Setting the Stage for Making Sense of Math is the second in a four-part blog series on inspiring math achievement in the classroom. To read the first blog post, head over here.
At the beginning of a unit on decimals, I wanted students to connect to what they already knew about whole number place value. I passed out large sheets of construction paper and asked them to draw a picture of the number 1,348. To better understand students’ thought processes, I also sat down with a piece of construction paper and started drawing a picture of my own. I thought about what I was drawing so that I could add on some decimal places to my number and further represent it in my picture later in the lesson. I hoped that this would demonstrate for students the relative size of each place value. I decided to use worms. (What’s more fun than a diced-up worm when we get to decimals?) My picture looked something like this:
I walked around the room and was stymied by what I saw on students’ papers…every single student drew bubble letters for the number and decorated each digit. So much for connecting to what students already knew. I had my work cut out for me!
In my last post, I shared about creating a culture of risk taking in the mathematics classroom. When the environment is right, we are better equipped to have students reason and make sense of the math they learn. The Reasoning and Sense-Making category below of the Instructional Practices Inventory, describes teacher and student behaviors when reasoning and sense-making are part of the mathematics classroom.
REASONING & SENSE-MAKING |
|
---|---|
Teacher Best Practice |
Student Learning Practice |
Selects rigorous learning experiences. | Persevere in making sense of rigorous problems. |
Makes learning experiences accessible to all students without compromising the rigor in the problem. | Seek out multiple approaches to solving a problem. |
Expects students to justify their reasoning for all answers, whether correct or incorrect. | Use multiple representations when solving problems such as symbols, diagrams, graphs, words, etc. |
Selects learning experiences that represent a balance of conceptual understanding and procedural fluency. | Understand math concepts and use procedures appropriately. |
Use appropriate tools strategically, including mental calculations, that fit the situation. | |
Look closely to discern a pattern or structure. |
My classroom story above clearly demonstrates that students did not understand the math concept and I couldn’t even begin to have them look closely to discern the pattern and structure of our place value system because their drawings were useless for this purpose. They were not reasoning and making sense of math. They were unintentionally doing an art project!!
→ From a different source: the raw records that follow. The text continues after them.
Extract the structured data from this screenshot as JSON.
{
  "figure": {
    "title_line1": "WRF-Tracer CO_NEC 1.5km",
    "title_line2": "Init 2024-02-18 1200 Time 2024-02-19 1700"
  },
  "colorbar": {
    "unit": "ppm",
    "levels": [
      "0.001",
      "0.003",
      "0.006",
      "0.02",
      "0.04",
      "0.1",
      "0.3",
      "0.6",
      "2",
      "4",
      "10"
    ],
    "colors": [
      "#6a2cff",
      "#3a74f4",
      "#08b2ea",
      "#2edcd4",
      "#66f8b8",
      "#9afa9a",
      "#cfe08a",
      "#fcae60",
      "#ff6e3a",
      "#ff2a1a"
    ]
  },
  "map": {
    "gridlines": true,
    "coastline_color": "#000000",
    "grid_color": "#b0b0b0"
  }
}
In contrast, I reflected on a successful lesson from the past; the kind that allowed me to help students build true understanding of important mathematical concepts. Two instructional strategies came to my mind that made this lesson successful:
I used the book One is a Snail and Ten is a Crab by April Pulley Sayre and Jeff Sayre. This is a fun counting by feet book and it can be used for many different math lessons. Students chose the number to fill in the blank: “How many ways can you make ______?” I asked them to use words, pictures, and numbers to show their answer based on the context of the story.
Here are some samples of student work:
By asking students to represent their thinking in words, pictures, and numbers and allowing students to choose the level of difficulty, students were challenged to reason and make sense of composing and decomposing numbers at a level that was accessible to them. The use of these two strategies made learning experiences accessible to all students without compromising the rigor of the problem.
My students who had trouble representing 1,348 were not thinking about how the number represents a quantity of something. If I want students to use decimal notation for fractions with understanding, I need to set the stage for them to make sense of these numbers. They need physical experiences and contexts. If I want them to be able to compare two decimals by reasoning about their size, they need to have visuals in their minds rather than following rote procedures for comparing. Otherwise, they will just continue to see numbers as labels and digits to color in rather than ways to show quantities.
What kinds of experiences do you provide for students to help them reason and make sense of numbers?